午後3時。警視庁捜査一課3係に木原たちが集った。合田は木原と神津に捜査に状況を説明する。
「明日藤原高明の関係者が一堂に会する誕生日パーティーがクルーズ船で行われる。俺は被害者の妻から受け取った招待状を使って乗船するつもりだ」
合田の話を聞きながら沖矢はホワイトボードにパーティーの出席者の名前と職業を記す。
『藤原愛衣。株式会社ライトクローバー事務員。源幸助。株式会社センタースペード警備員。東宮初音。東都西銀行銀行員。柏木香織。東都商業高校古文教師。京宮蛍。劇団シラウオ劇団員。式部香子。横浜大学生』
「この6人の中に狙撃手がいるのか」
神津からの問いかけに対して合田は頷く。
「その可能性が高いということだ。被害者の藤原高明を恨んでいる人間は会社内にいなかった。狙撃事件が発生した時間帯営業に行った会社員は6人いたが、全員アリバイがあることが確定した。手がかりが増えるまでこの6人を容疑者として捜査する」
捜査方針が定まった時、北条が捜査一課3係に顔を出した。
「分かったことがあります。まず狙撃手が使用したライフル銃はドラグノフ狙撃銃です。被害者の体を貫通した銃弾とライフルマークが一致したので間違いありません。それと、被害者の体を貫通した銃弾の発射角度と事件当時の天候の状況を考慮してシミュレーションした結果、犯人は北東の方向400ヤード先にあるビルの屋上から狙撃した物と思われます」
「400ヤード先か。犯人は銃器の扱いに長けているようだな」
「そのようです。公安は狙撃犯の目的が退屈な天使たちのメンバーだった西村桜子の暗殺とみて独自に捜査しているそうです。公安の捜査の邪魔をするなというのが上層部の判断ですので、公安との合同捜査本部は設置されません。千間刑事部長からの指示は狙撃事件と退屈な天使たちは無関係であることを証明しろ」
「千間刑事部長にしては真面な捜査方針ですね」
北条から千間刑事部長の指示を聞いた木原は腕を組みながら頷く。
「この前の暴行事件の美味しいところを組対に持って行かれたことが悔しかったからでしょう。

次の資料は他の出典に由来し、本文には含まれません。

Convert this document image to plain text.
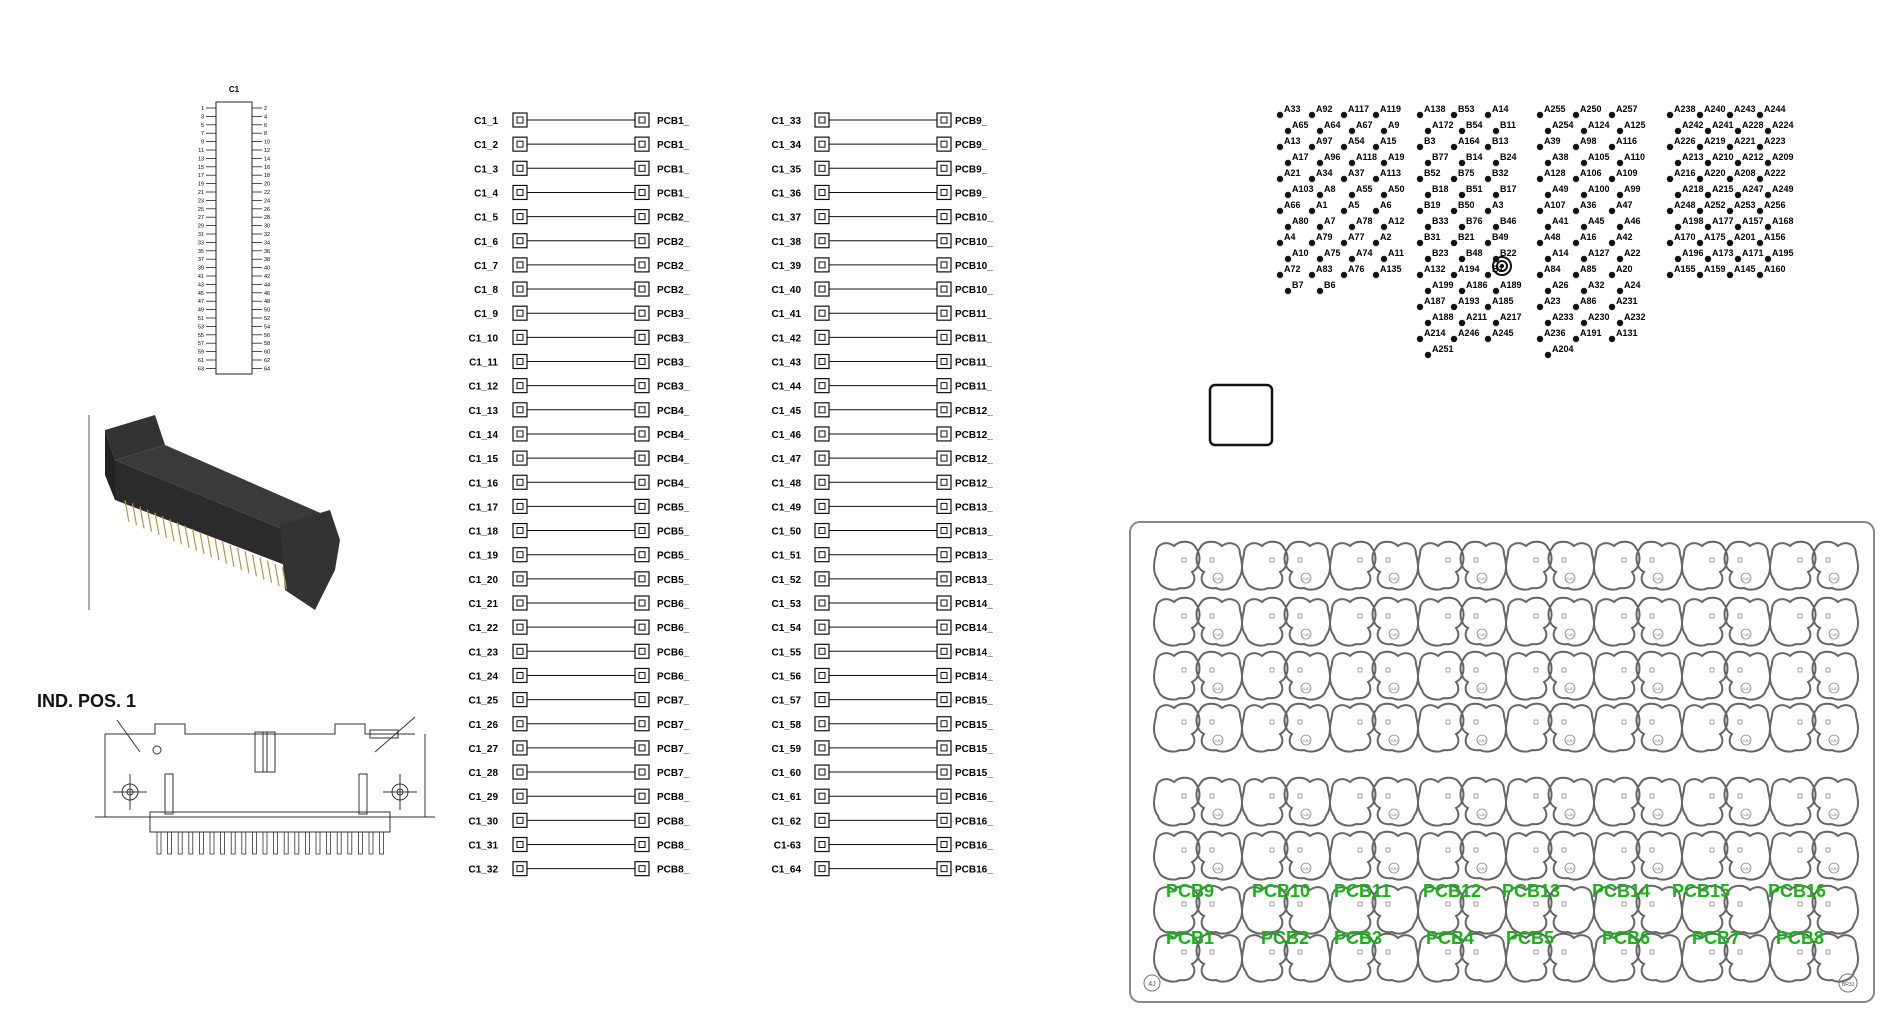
C1
1	2
3	4
5	6
7	8
9	10
11	12
13	14
15	16
17	18
19	20
21	22
23	24
25	26
27	28
29	30
31	32
33	34
35	36
37	38
39	40
41	42
43	44
45	46
47	48
49	50
51	52
53	54
55	56
57	58
59	60
61	62
63	64
IND. POS. 1
C1_1	PCB1_
C1_2	PCB1_
C1_3	PCB1_
C1_4	PCB1_
C1_5	PCB2_
C1_6	PCB2_
C1_7	PCB2_
C1_8	PCB2_
C1_9	PCB3_
C1_10	PCB3_
C1_11	PCB3_
C1_12	PCB3_
C1_13	PCB4_
C1_14	PCB4_
C1_15	PCB4_
C1_16	PCB4_
C1_17	PCB5_
C1_18	PCB5_
C1_19	PCB5_
C1_20	PCB5_
C1_21	PCB6_
C1_22	PCB6_
C1_23	PCB6_
C1_24	PCB6_
C1_25	PCB7_
C1_26	PCB7_
C1_27	PCB7_
C1_28	PCB7_
C1_29	PCB8_
C1_30	PCB8_
C1_31	PCB8_
C1_32	PCB8_
C1_33	PCB9_
C1_34	PCB9_
C1_35	PCB9_
C1_36	PCB9_
C1_37	PCB10_
C1_38	PCB10_
C1_39	PCB10_
C1_40	PCB10_
C1_41	PCB11_
C1_42	PCB11_
C1_43	PCB11_
C1_44	PCB11_
C1_45	PCB12_
C1_46	PCB12_
C1_47	PCB12_
C1_48	PCB12_
C1_49	PCB13_
C1_50	PCB13_
C1_51	PCB13_
C1_52	PCB13_
C1_53	PCB14_
C1_54	PCB14_
C1_55	PCB14_
C1_56	PCB14_
C1_57	PCB15_
C1_58	PCB15_
C1_59	PCB15_
C1_60	PCB15_
C1_61	PCB16_
C1_62	PCB16_
C1-63	PCB16_
C1_64	PCB16_
A33 A92 A117 A119
A65 A64 A67 A9
A13 A97 A54 A15
A17 A96 A118 A19
A21 A34 A37 A113
A103 A8 A55 A50
A66 A1 A5 A6
A80 A7 A78 A12
A4 A79 A77 A2
A10 A75 A74 A11
A72 A83 A76 A135
B7 B6
A138 B53 A14
A172 B54 B11
B3 A164 B13
B77 B14 B24
B52 B75 B32
B18 B51 B17
B19 B50 A3
B33 B76 B46
B31 B21 B49
B23 B48 B22
A132 A194 B1
A199 A186 A189
A187 A193 A185
A188 A211 A217
A214 A246 A245
A251
A255 A250 A257
A254 A124 A125
A39 A98 A116
A38 A105 A110
A128 A106 A109
A49 A100 A99
A107 A36 A47
A41 A45 A46
A48 A16 A42
A14 A127 A22
A84 A85 A20
A26 A32 A24
A23 A86 A231
A233 A230 A232
A236 A191 A131
A204
A238 A240 A243 A244
A242 A241 A228 A224
A226 A219 A221 A223
A213 A210 A212 A209
A216 A220 A208 A222
A218 A215 A247 A249
A248 A252 A253 A256
A198 A177 A157 A168
A170 A175 A201 A156
A196 A173 A171 A195
A155 A159 A145 A160
(LA)	(LA)	(LA)	(LA)	(LA)	(LA)	(LA)	(LA)
(LA)	(LA)	(LA)	(LA)	(LA)	(LA)	(LA)	(LA)
(LA)	(LA)	(LA)	(LA)	(LA)	(LA)	(LA)	(LA)
(LA)	(LA)	(LA)	(LA)	(LA)	(LA)	(LA)	(LA)
(LA)	(LA)	(LA)	(LA)	(LA)	(LA)	(LA)	(LA)
(LA)	(LA)	(LA)	(LA)	(LA)	(LA)	(LA)	(LA)
PCB9 PCB10 PCB11 PCB12 PCB13 PCB14 PCB15 PCB16
PCB1	PCB2 PCB3 PCB4 PCB5	PCB6 PCB7 PCB8
4J	BR3J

また手柄を横取りされるようなことがあってはならないから、公安と対立するような捜査方針にしたのですよ」
「そんな裏話があったのか。これまで千間刑事部長とは捜査方針で対立していたから珍しいと思った」
「公安の捜査は強引で手段を選ばない。公安だけでなく公安調査庁もこの事件を受けて動き出すかもしれないな。一度浅野房栄公安調査庁長官に話を聞いた方がいいかもしれない」
テロリストによる犯行という疑惑が浮上した狙撃事件。公安が絡むということはこの狙撃事件が危険な事件であることを意味している。これまでのような組対との対立とは話が違う。
捜査一課3係は危険な真実を暴くため公安と対立する捜査方針の元で捜査を開始する。